Contaban los griegos en una de sus tragedias que un titán llamado Prometeo se atrevió a robarle el fuego a los dioses para entregárselo a los hombres. Tal atrevimiento fue castigado severamente. El fuego era un tesoro místico, reservado, exclusivo. Con el tiempo el fuego cambió, los dioses mutaron en otros personajes y Prometeo se hizo grafitero.
Desconcertante me resulta que ideas tan naturales como la justicia y la expresión, se hayan reservado para pocos. Basta analizar el oficio de la mayoría de los abogados, legisladores y jueces, que en aras de mantener su misticidad han pretendido desterrar la idea natural de justicia que yace en todos los hombres, ocultándola, revolviéndola, encriptándola. Desterrando de paso, nuestra capacidad para entender, concebir y construir lo justo, reservándolo a audiencias, cátedras y decisiones. Abrazando egoístamente un poder de todos, nuestro fuego. Hablar de justicia, no es hablar de leyes, jueces o litigantes, es hablar sobre nosotros mismos.
Exactamente sucedió en el mundo del arte y la expresión, en el cual sus dioses, construyeron verdaderas barreras para que cualquiera se acercara. Se establecieron sólidas y cerradas estructuras y “oficios” de conocimiento y aproximación: el ungido, versión curador, galerista, académico. El museo y la galería, servirían como espacios de confinamiento y validación de la expresión humana (como un juzgado cualquiera). Sólo lo que cuelga o yace en las paredes sería arte, y el artista, un afortunado que debía agradecer, ese permiso divino, de ser considerado como tal. Una ceremonia de graduación para unos pocos.
Todo cambió cuando Prometeo se hizo grafitero.
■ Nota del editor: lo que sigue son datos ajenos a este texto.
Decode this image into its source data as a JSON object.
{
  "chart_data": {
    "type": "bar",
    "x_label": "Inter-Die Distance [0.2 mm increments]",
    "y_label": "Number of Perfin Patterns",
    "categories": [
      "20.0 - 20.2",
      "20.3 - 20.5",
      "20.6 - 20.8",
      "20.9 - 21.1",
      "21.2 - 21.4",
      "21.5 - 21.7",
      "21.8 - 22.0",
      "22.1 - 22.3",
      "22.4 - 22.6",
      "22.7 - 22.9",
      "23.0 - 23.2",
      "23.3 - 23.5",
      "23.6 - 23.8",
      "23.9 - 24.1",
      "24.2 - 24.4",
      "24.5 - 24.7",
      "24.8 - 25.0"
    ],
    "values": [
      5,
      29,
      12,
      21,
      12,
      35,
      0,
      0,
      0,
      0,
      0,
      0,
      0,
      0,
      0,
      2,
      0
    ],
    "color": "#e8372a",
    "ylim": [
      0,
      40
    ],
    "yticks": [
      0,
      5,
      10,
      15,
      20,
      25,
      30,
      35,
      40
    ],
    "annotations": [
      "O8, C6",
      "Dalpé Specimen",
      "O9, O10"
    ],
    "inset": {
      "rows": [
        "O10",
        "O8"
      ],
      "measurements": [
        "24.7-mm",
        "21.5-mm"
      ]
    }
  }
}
Primero en parques, luego en trenes, muros, y caños, cientos de versiones juveniles del titán, empezaron a reclamar la expresión como un hecho natural, y a través de nombres y apodos modificados y tergiversados, prendieron fuego a las ciudades con colores y formas. Con una sincronía perversa, de varias de las deidades (los depositarios del poder), se empezó a considerar crimen y ultraje. A pesar de esto, el incendió nunca cesó.
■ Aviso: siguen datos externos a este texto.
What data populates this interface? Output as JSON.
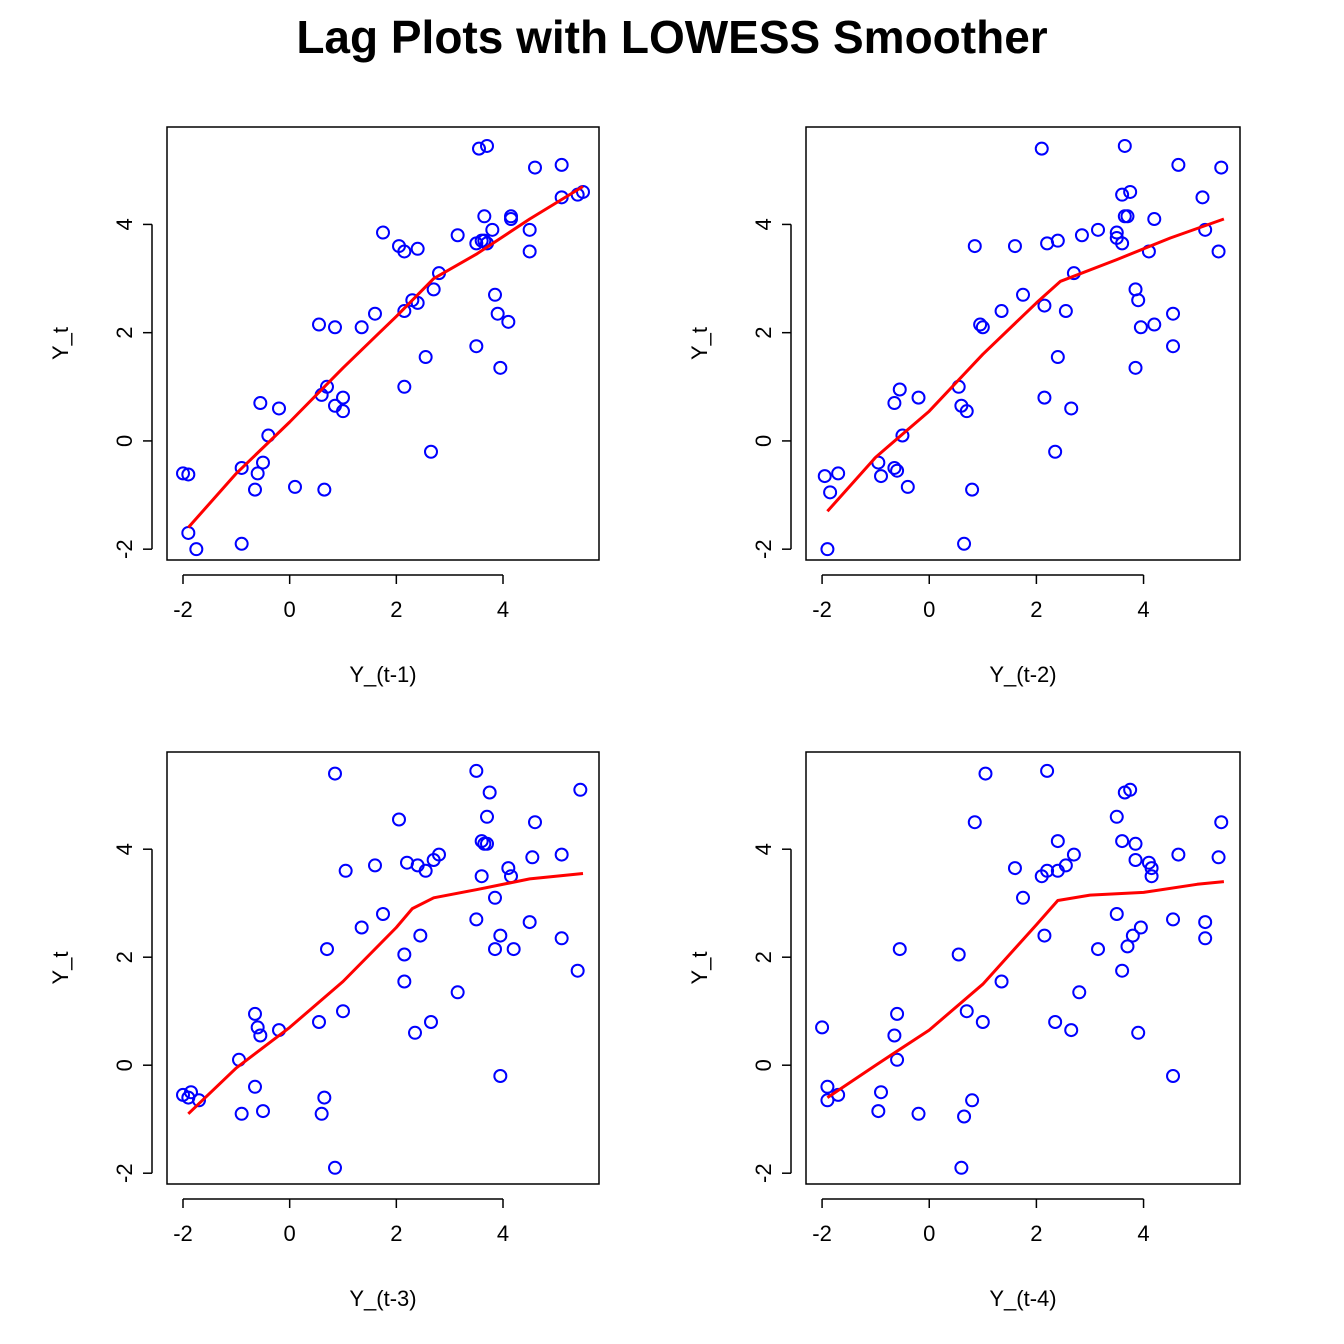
{
  "title": "Lag Plots with LOWESS Smoother",
  "colors": {
    "points": "#0000FF",
    "smoother": "#FF0000",
    "axes": "#000000"
  },
  "chart_data": [
    {
      "type": "scatter",
      "xlabel": "Y_(t-1)",
      "ylabel": "Y_t",
      "xlim": [
        -2.3,
        5.8
      ],
      "ylim": [
        -2.2,
        5.8
      ],
      "xticks": [
        -2,
        0,
        2,
        4
      ],
      "yticks": [
        -2,
        0,
        2,
        4
      ],
      "points": [
        [
          -1.9,
          -1.7
        ],
        [
          -1.75,
          -2.0
        ],
        [
          -2.0,
          -0.6
        ],
        [
          -1.9,
          -0.62
        ],
        [
          -0.9,
          -1.9
        ],
        [
          -0.9,
          -0.5
        ],
        [
          -0.65,
          -0.9
        ],
        [
          -0.6,
          -0.6
        ],
        [
          -0.55,
          0.7
        ],
        [
          -0.5,
          -0.4
        ],
        [
          -0.4,
          0.1
        ],
        [
          -0.2,
          0.6
        ],
        [
          0.1,
          -0.85
        ],
        [
          0.55,
          2.15
        ],
        [
          0.6,
          0.85
        ],
        [
          0.65,
          -0.9
        ],
        [
          0.7,
          1.0
        ],
        [
          0.85,
          2.1
        ],
        [
          0.85,
          0.65
        ],
        [
          1.0,
          0.55
        ],
        [
          1.0,
          0.8
        ],
        [
          1.35,
          2.1
        ],
        [
          1.6,
          2.35
        ],
        [
          1.75,
          3.85
        ],
        [
          2.05,
          3.6
        ],
        [
          2.15,
          3.5
        ],
        [
          2.15,
          2.4
        ],
        [
          2.15,
          1.0
        ],
        [
          2.3,
          2.6
        ],
        [
          2.4,
          3.55
        ],
        [
          2.4,
          2.55
        ],
        [
          2.55,
          1.55
        ],
        [
          2.65,
          -0.2
        ],
        [
          2.7,
          2.8
        ],
        [
          2.8,
          3.1
        ],
        [
          3.15,
          3.8
        ],
        [
          3.5,
          3.65
        ],
        [
          3.5,
          1.75
        ],
        [
          3.55,
          5.4
        ],
        [
          3.6,
          3.7
        ],
        [
          3.65,
          3.7
        ],
        [
          3.65,
          4.15
        ],
        [
          3.7,
          5.45
        ],
        [
          3.7,
          3.65
        ],
        [
          3.8,
          3.9
        ],
        [
          3.85,
          2.7
        ],
        [
          3.9,
          2.35
        ],
        [
          3.95,
          1.35
        ],
        [
          4.1,
          2.2
        ],
        [
          4.15,
          4.1
        ],
        [
          4.15,
          4.15
        ],
        [
          4.5,
          3.9
        ],
        [
          4.5,
          3.5
        ],
        [
          4.6,
          5.05
        ],
        [
          5.1,
          5.1
        ],
        [
          5.1,
          4.5
        ],
        [
          5.4,
          4.55
        ],
        [
          5.5,
          4.6
        ]
      ],
      "lowess": [
        [
          -1.9,
          -1.6
        ],
        [
          -1.0,
          -0.6
        ],
        [
          0.0,
          0.35
        ],
        [
          1.0,
          1.35
        ],
        [
          2.0,
          2.3
        ],
        [
          2.7,
          3.0
        ],
        [
          3.5,
          3.45
        ],
        [
          4.5,
          4.1
        ],
        [
          5.5,
          4.7
        ]
      ]
    },
    {
      "type": "scatter",
      "xlabel": "Y_(t-2)",
      "ylabel": "Y_t",
      "xlim": [
        -2.3,
        5.8
      ],
      "ylim": [
        -2.2,
        5.8
      ],
      "xticks": [
        -2,
        0,
        2,
        4
      ],
      "yticks": [
        -2,
        0,
        2,
        4
      ],
      "points": [
        [
          -1.95,
          -0.65
        ],
        [
          -1.9,
          -2.0
        ],
        [
          -1.85,
          -0.95
        ],
        [
          -1.7,
          -0.6
        ],
        [
          -0.95,
          -0.4
        ],
        [
          -0.9,
          -0.65
        ],
        [
          -0.65,
          -0.5
        ],
        [
          -0.6,
          -0.55
        ],
        [
          -0.65,
          0.7
        ],
        [
          -0.55,
          0.95
        ],
        [
          -0.5,
          0.1
        ],
        [
          -0.4,
          -0.85
        ],
        [
          -0.2,
          0.8
        ],
        [
          0.55,
          1.0
        ],
        [
          0.6,
          0.65
        ],
        [
          0.65,
          -1.9
        ],
        [
          0.7,
          0.55
        ],
        [
          0.8,
          -0.9
        ],
        [
          0.85,
          3.6
        ],
        [
          0.95,
          2.15
        ],
        [
          1.0,
          2.1
        ],
        [
          1.35,
          2.4
        ],
        [
          1.6,
          3.6
        ],
        [
          1.75,
          2.7
        ],
        [
          2.1,
          5.4
        ],
        [
          2.15,
          2.5
        ],
        [
          2.15,
          0.8
        ],
        [
          2.2,
          3.65
        ],
        [
          2.35,
          -0.2
        ],
        [
          2.4,
          3.7
        ],
        [
          2.4,
          1.55
        ],
        [
          2.55,
          2.4
        ],
        [
          2.65,
          0.6
        ],
        [
          2.7,
          3.1
        ],
        [
          2.85,
          3.8
        ],
        [
          3.15,
          3.9
        ],
        [
          3.5,
          3.85
        ],
        [
          3.5,
          3.75
        ],
        [
          3.6,
          3.65
        ],
        [
          3.6,
          4.55
        ],
        [
          3.65,
          4.15
        ],
        [
          3.65,
          5.45
        ],
        [
          3.7,
          4.15
        ],
        [
          3.75,
          4.6
        ],
        [
          3.85,
          2.8
        ],
        [
          3.85,
          1.35
        ],
        [
          3.9,
          2.6
        ],
        [
          3.95,
          2.1
        ],
        [
          4.1,
          3.5
        ],
        [
          4.2,
          2.15
        ],
        [
          4.2,
          4.1
        ],
        [
          4.55,
          2.35
        ],
        [
          4.55,
          1.75
        ],
        [
          4.65,
          5.1
        ],
        [
          5.1,
          4.5
        ],
        [
          5.15,
          3.9
        ],
        [
          5.4,
          3.5
        ],
        [
          5.45,
          5.05
        ]
      ],
      "lowess": [
        [
          -1.9,
          -1.3
        ],
        [
          -1.0,
          -0.3
        ],
        [
          0.0,
          0.55
        ],
        [
          1.0,
          1.6
        ],
        [
          2.0,
          2.55
        ],
        [
          2.45,
          2.95
        ],
        [
          3.5,
          3.35
        ],
        [
          4.5,
          3.75
        ],
        [
          5.5,
          4.1
        ]
      ]
    },
    {
      "type": "scatter",
      "xlabel": "Y_(t-3)",
      "ylabel": "Y_t",
      "xlim": [
        -2.3,
        5.8
      ],
      "ylim": [
        -2.2,
        5.8
      ],
      "xticks": [
        -2,
        0,
        2,
        4
      ],
      "yticks": [
        -2,
        0,
        2,
        4
      ],
      "points": [
        [
          -2.0,
          -0.55
        ],
        [
          -1.9,
          -0.6
        ],
        [
          -1.85,
          -0.5
        ],
        [
          -1.7,
          -0.65
        ],
        [
          -0.95,
          0.1
        ],
        [
          -0.9,
          -0.9
        ],
        [
          -0.65,
          -0.4
        ],
        [
          -0.65,
          0.95
        ],
        [
          -0.6,
          0.7
        ],
        [
          -0.55,
          0.55
        ],
        [
          -0.5,
          -0.85
        ],
        [
          -0.2,
          0.65
        ],
        [
          0.55,
          0.8
        ],
        [
          0.6,
          -0.9
        ],
        [
          0.65,
          -0.6
        ],
        [
          0.7,
          2.15
        ],
        [
          0.85,
          5.4
        ],
        [
          0.85,
          -1.9
        ],
        [
          1.0,
          1.0
        ],
        [
          1.05,
          3.6
        ],
        [
          1.35,
          2.55
        ],
        [
          1.6,
          3.7
        ],
        [
          1.75,
          2.8
        ],
        [
          2.05,
          4.55
        ],
        [
          2.15,
          2.05
        ],
        [
          2.15,
          1.55
        ],
        [
          2.2,
          3.75
        ],
        [
          2.35,
          0.6
        ],
        [
          2.4,
          3.7
        ],
        [
          2.45,
          2.4
        ],
        [
          2.55,
          3.6
        ],
        [
          2.65,
          0.8
        ],
        [
          2.7,
          3.8
        ],
        [
          2.8,
          3.9
        ],
        [
          3.15,
          1.35
        ],
        [
          3.5,
          5.45
        ],
        [
          3.5,
          2.7
        ],
        [
          3.6,
          4.15
        ],
        [
          3.6,
          3.5
        ],
        [
          3.65,
          4.1
        ],
        [
          3.7,
          4.6
        ],
        [
          3.7,
          4.1
        ],
        [
          3.75,
          5.05
        ],
        [
          3.85,
          2.15
        ],
        [
          3.85,
          3.1
        ],
        [
          3.95,
          2.4
        ],
        [
          3.95,
          -0.2
        ],
        [
          4.1,
          3.65
        ],
        [
          4.15,
          3.5
        ],
        [
          4.2,
          2.15
        ],
        [
          4.5,
          2.65
        ],
        [
          4.55,
          3.85
        ],
        [
          4.6,
          4.5
        ],
        [
          5.1,
          3.9
        ],
        [
          5.1,
          2.35
        ],
        [
          5.4,
          1.75
        ],
        [
          5.45,
          5.1
        ]
      ],
      "lowess": [
        [
          -1.9,
          -0.9
        ],
        [
          -1.0,
          -0.05
        ],
        [
          0.0,
          0.7
        ],
        [
          1.0,
          1.55
        ],
        [
          2.0,
          2.55
        ],
        [
          2.3,
          2.9
        ],
        [
          2.7,
          3.1
        ],
        [
          3.5,
          3.25
        ],
        [
          4.5,
          3.45
        ],
        [
          5.5,
          3.55
        ]
      ]
    },
    {
      "type": "scatter",
      "xlabel": "Y_(t-4)",
      "ylabel": "Y_t",
      "xlim": [
        -2.3,
        5.8
      ],
      "ylim": [
        -2.2,
        5.8
      ],
      "xticks": [
        -2,
        0,
        2,
        4
      ],
      "yticks": [
        -2,
        0,
        2,
        4
      ],
      "points": [
        [
          -2.0,
          0.7
        ],
        [
          -1.9,
          -0.4
        ],
        [
          -1.9,
          -0.65
        ],
        [
          -1.7,
          -0.55
        ],
        [
          -0.95,
          -0.85
        ],
        [
          -0.9,
          -0.5
        ],
        [
          -0.65,
          0.55
        ],
        [
          -0.6,
          0.1
        ],
        [
          -0.6,
          0.95
        ],
        [
          -0.55,
          2.15
        ],
        [
          -0.2,
          -0.9
        ],
        [
          0.55,
          2.05
        ],
        [
          0.6,
          -1.9
        ],
        [
          0.65,
          -0.95
        ],
        [
          0.7,
          1.0
        ],
        [
          0.8,
          -0.65
        ],
        [
          0.85,
          4.5
        ],
        [
          1.0,
          0.8
        ],
        [
          1.05,
          5.4
        ],
        [
          1.35,
          1.55
        ],
        [
          1.6,
          3.65
        ],
        [
          1.75,
          3.1
        ],
        [
          2.1,
          3.5
        ],
        [
          2.15,
          2.4
        ],
        [
          2.2,
          3.6
        ],
        [
          2.2,
          5.45
        ],
        [
          2.35,
          0.8
        ],
        [
          2.4,
          4.15
        ],
        [
          2.4,
          3.6
        ],
        [
          2.55,
          3.7
        ],
        [
          2.65,
          0.65
        ],
        [
          2.7,
          3.9
        ],
        [
          2.8,
          1.35
        ],
        [
          3.15,
          2.15
        ],
        [
          3.5,
          2.8
        ],
        [
          3.5,
          4.6
        ],
        [
          3.6,
          4.15
        ],
        [
          3.6,
          1.75
        ],
        [
          3.65,
          5.05
        ],
        [
          3.7,
          2.2
        ],
        [
          3.75,
          5.1
        ],
        [
          3.8,
          2.4
        ],
        [
          3.85,
          4.1
        ],
        [
          3.85,
          3.8
        ],
        [
          3.9,
          0.6
        ],
        [
          3.95,
          2.55
        ],
        [
          4.1,
          3.75
        ],
        [
          4.15,
          3.65
        ],
        [
          4.15,
          3.5
        ],
        [
          4.55,
          -0.2
        ],
        [
          4.55,
          2.7
        ],
        [
          4.65,
          3.9
        ],
        [
          5.15,
          2.65
        ],
        [
          5.15,
          2.35
        ],
        [
          5.4,
          3.85
        ],
        [
          5.45,
          4.5
        ]
      ],
      "lowess": [
        [
          -1.9,
          -0.6
        ],
        [
          -1.0,
          0.0
        ],
        [
          0.0,
          0.65
        ],
        [
          1.0,
          1.5
        ],
        [
          2.0,
          2.6
        ],
        [
          2.4,
          3.05
        ],
        [
          3.0,
          3.15
        ],
        [
          4.0,
          3.2
        ],
        [
          5.0,
          3.35
        ],
        [
          5.5,
          3.4
        ]
      ]
    }
  ]
}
Y no cesará. Muchos han advertido la necesidad de regular el grafiti —me incluyo—, de permitirlo o prohibirlo, de fijarle límites. Actitud superflua ante una realidad irrebatible: es mejor, más apropiado y más sano, para un ser humano, una colectividad o la sociedad entera, expresarse que guardar silencio, pero sobretodo, la expresión humana es imparable.
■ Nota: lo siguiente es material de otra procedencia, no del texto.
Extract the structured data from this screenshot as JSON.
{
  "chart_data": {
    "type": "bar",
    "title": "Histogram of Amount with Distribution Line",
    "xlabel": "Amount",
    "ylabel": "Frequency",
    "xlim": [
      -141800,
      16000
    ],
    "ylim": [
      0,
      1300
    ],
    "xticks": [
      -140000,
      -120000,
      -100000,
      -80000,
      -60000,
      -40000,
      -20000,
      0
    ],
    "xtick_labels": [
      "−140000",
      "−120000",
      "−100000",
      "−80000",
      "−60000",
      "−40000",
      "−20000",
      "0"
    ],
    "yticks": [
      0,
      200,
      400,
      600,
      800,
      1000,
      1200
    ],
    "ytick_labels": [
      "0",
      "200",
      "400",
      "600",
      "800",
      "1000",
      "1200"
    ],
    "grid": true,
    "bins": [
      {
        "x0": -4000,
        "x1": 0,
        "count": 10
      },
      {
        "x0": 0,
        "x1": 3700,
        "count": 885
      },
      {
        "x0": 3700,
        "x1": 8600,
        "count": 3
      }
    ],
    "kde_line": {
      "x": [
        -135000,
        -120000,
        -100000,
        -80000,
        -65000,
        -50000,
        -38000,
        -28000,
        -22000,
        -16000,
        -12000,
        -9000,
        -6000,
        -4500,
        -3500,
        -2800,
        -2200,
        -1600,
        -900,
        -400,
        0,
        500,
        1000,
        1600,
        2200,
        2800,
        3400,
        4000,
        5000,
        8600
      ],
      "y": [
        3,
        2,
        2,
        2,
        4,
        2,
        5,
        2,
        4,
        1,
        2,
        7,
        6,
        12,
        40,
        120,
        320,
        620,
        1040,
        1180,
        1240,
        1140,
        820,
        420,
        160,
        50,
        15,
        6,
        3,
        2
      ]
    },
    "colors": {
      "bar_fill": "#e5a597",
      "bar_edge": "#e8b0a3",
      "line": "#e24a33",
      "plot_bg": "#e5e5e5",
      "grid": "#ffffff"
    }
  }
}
Hoy en día se multiplican las noticias de grandes exposiciones de grafiti en famosos museos y galerías, día a día se desploman los precios récord de obras de reconocidos “artistas urbanos”, que cuentan con la venia y bendición de los dioses, que de nuevo maquinan un nuevo encerramiento y definen, con la desfachatez de cualquier binomio, “esto vale” y “esto no vale”. De nuevo aceitan sistemas de validación. Poder puro, hegemonía.
Grave sería que en aras de seguir el juego (el encierro del fuego) se pierda de vista que el grafiti necesita la calle y cierto teatro de clandestinidad. Todo intento de cercenarle sus dones naturales, no sólo es injustificado sino inútil. Seguirán apareciendo, firmas, bombas y piezas por todas las ciudades que se jacten de propender por la defensa a los derechos individuales y la confianza en el ser humano.
Hace poco me preguntaban si existía un país sin grafiti, sin Prometeo. Pensé cortamente, y sin dudas respondí que no, que la única diferencia que podría hallarse se refería a qué tanto una sociedad estaba dispuesta a aceptar la expresión de sus ciudadanos, entre más estricto menos grafiti, entre más abierta, más grafiti.
El grafiti, como el fuego, es un símbolo, una metáfora de desarrollo, es apreciar en cada uno de los trazos que encontramos día a día en nuestras ciudades, un recordatorio, que para todos y todo el tiempo, existe la posibilidad de robar el fuego a los dioses y de esta forma hacernos libres e incendiar este mundo.